Error in !CheckWGCNAName(seurat_obj, wgcna_name) : invalid argument type
Closed this issue · 2 comments
Hi!
while using "ModuleEigengenes" function in hdWGCNA analysis on single-cell RNA-seq data, I face the following error:
seurat_obj <- ModuleEigengenes(seurat_obj = seurat_obj, group.by.vars = 'DataSet', wgcna_name = 'GBM_PBMC')
Error in !CheckWGCNAName(seurat_obj, wgcna_name) : invalid argument type
I don't understand what's the reason behind this error.
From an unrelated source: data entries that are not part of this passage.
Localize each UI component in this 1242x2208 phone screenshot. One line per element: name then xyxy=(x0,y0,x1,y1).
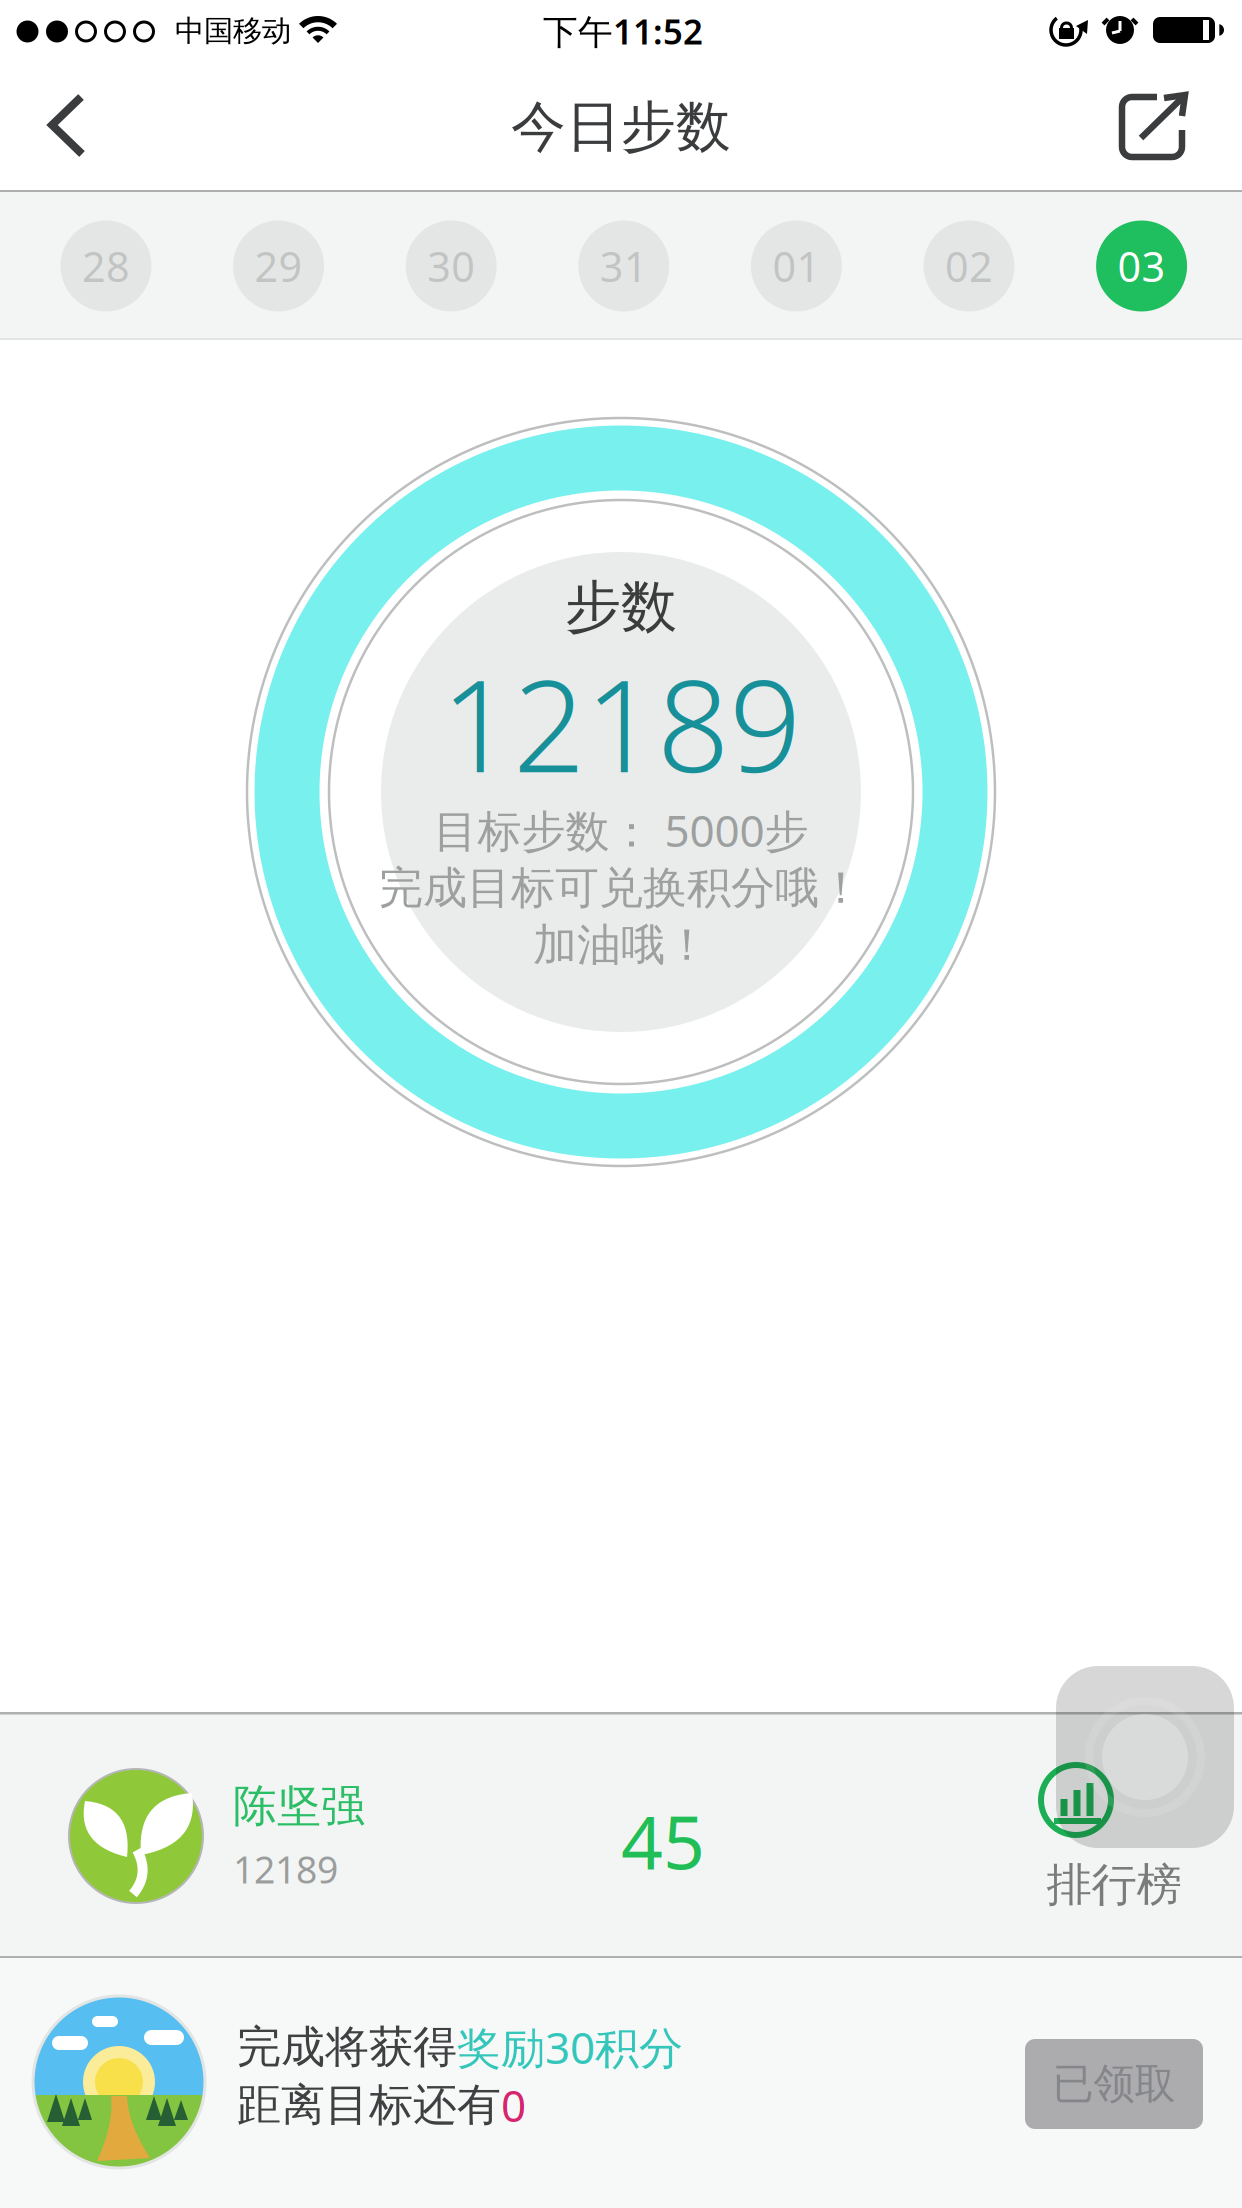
staticText: 0 xyxy=(501,2076,526,2134)
staticText: 29 xyxy=(255,239,303,294)
button[interactable]: 01 xyxy=(751,220,842,312)
staticText: 12189 xyxy=(233,1844,338,1894)
button[interactable]: 28 xyxy=(60,220,152,312)
staticText: 距离目标还有 xyxy=(237,2078,501,2132)
staticText: 加油哦！ xyxy=(533,918,709,972)
staticText: 30 xyxy=(427,239,475,294)
staticText: 下午11:52 xyxy=(543,8,703,54)
staticText: 步数 xyxy=(565,573,677,641)
button[interactable] xyxy=(1056,1666,1234,1848)
staticText: 12189 xyxy=(441,639,801,807)
staticText: 完成目标可兑换积分哦！ xyxy=(379,861,863,915)
staticText: 45 xyxy=(621,1792,705,1890)
staticText: 今日步数 xyxy=(511,93,731,160)
staticText: 02 xyxy=(945,239,993,294)
button[interactable] xyxy=(1097,71,1207,181)
staticText: 奖励30积分 xyxy=(457,2018,683,2076)
button[interactable]: 31 xyxy=(578,220,669,312)
staticText: 28 xyxy=(82,239,130,294)
staticText: 31 xyxy=(600,239,648,294)
button[interactable]: 29 xyxy=(233,220,324,312)
button[interactable] xyxy=(50,70,140,182)
staticText: 03 xyxy=(1118,239,1166,294)
button[interactable]: 02 xyxy=(924,220,1014,312)
staticText: 已领取 xyxy=(1052,2059,1176,2109)
staticText: 中国移动 xyxy=(175,13,291,49)
button[interactable]: 30 xyxy=(406,220,497,312)
button[interactable]: 03 xyxy=(1096,220,1187,312)
staticText: 完成将获得 xyxy=(237,2020,457,2074)
staticText: 排行榜 xyxy=(1046,1857,1182,1913)
button[interactable]: 排行榜 xyxy=(1014,1661,1214,1931)
staticText: 目标步数： 5000步 xyxy=(434,801,808,859)
button[interactable]: 已领取 xyxy=(1025,2039,1203,2129)
staticText: 陈坚强 xyxy=(233,1779,365,1833)
staticText: 01 xyxy=(772,239,820,294)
Could you help me solve it?
In the following, I attach the previous steps:
> seurat_obj <- readRDS('end-cell-typing-with res 07.rds')
> p <- DimPlot(seurat_obj, group.by='customclassif', label=TRUE) +
+ umap_theme() + ggtitle('GBM_PBMC') + NoLegend()
> p
> # Set up Seurat object for WGCNA
> common_genes <- read.csv(file = 'commonGenes.csv')
> common_genes <- subset(common_genes, select = commons)
> gene_list <- common_genes$commons
> seurat_obj <- SetWGCNAGenes(seurat_obj, gene_list, "GBM_PBMC")
> seurat_obj <- SetupForWGCNA(
+ seurat_obj,
+ features = gene_list, # the gene selection approach
+ wgcna_name = "GBM_PBMC" # the name of the hdWGCNA experiment
+ )
> # construct metacells in each group
> seurat_obj <- MetacellsByGroups(
+ seurat_obj = seurat_obj,
+ assay = 'RNA',
+ group.by = c("customclassif" , "DataSet"), # specify the columns in seurat_obj@meta.data to group by
+ reduction = 'umap', # select the dimensionality reduction to perform KNN on
+ k = 25, # nearest-neighbors parameter
+ max_shared = 10, # maximum number of shared cells between two metacells
+ ident.group = 'customclassif' # set the Idents of the metacell seurat object
+ )
Warning message:
In MetacellsByGroups(seurat_obj = seurat_obj, assay = "RNA", group.by = c("customclassif", :
Removing the following groups that did not meet min_cells: CD8+ NKT-like cells#G, Classical Monocytes#C, Effector CD4+ T cells#D, Effector CD4+ T cells#G, Erythroid-like and erythroid precursor cells#F, HSC/MPP cells#G, Macrophages#A, Memory CD4+ T cells#G, Naive B cells#D, Naive B cells#E, Naive B cells#G, Naive CD4+ T cells#G, Naive CD8+ T cells#A, Naive CD8+ T cells#F, Natural killer cells#G, Progenitor cells#G, γδ-T cells#A, γδ-T cells#B, γδ-T cells#C, γδ-T cells#E
> # normalize metacell expression matrix:
> seurat_obj <- NormalizeMetacells(seurat_obj)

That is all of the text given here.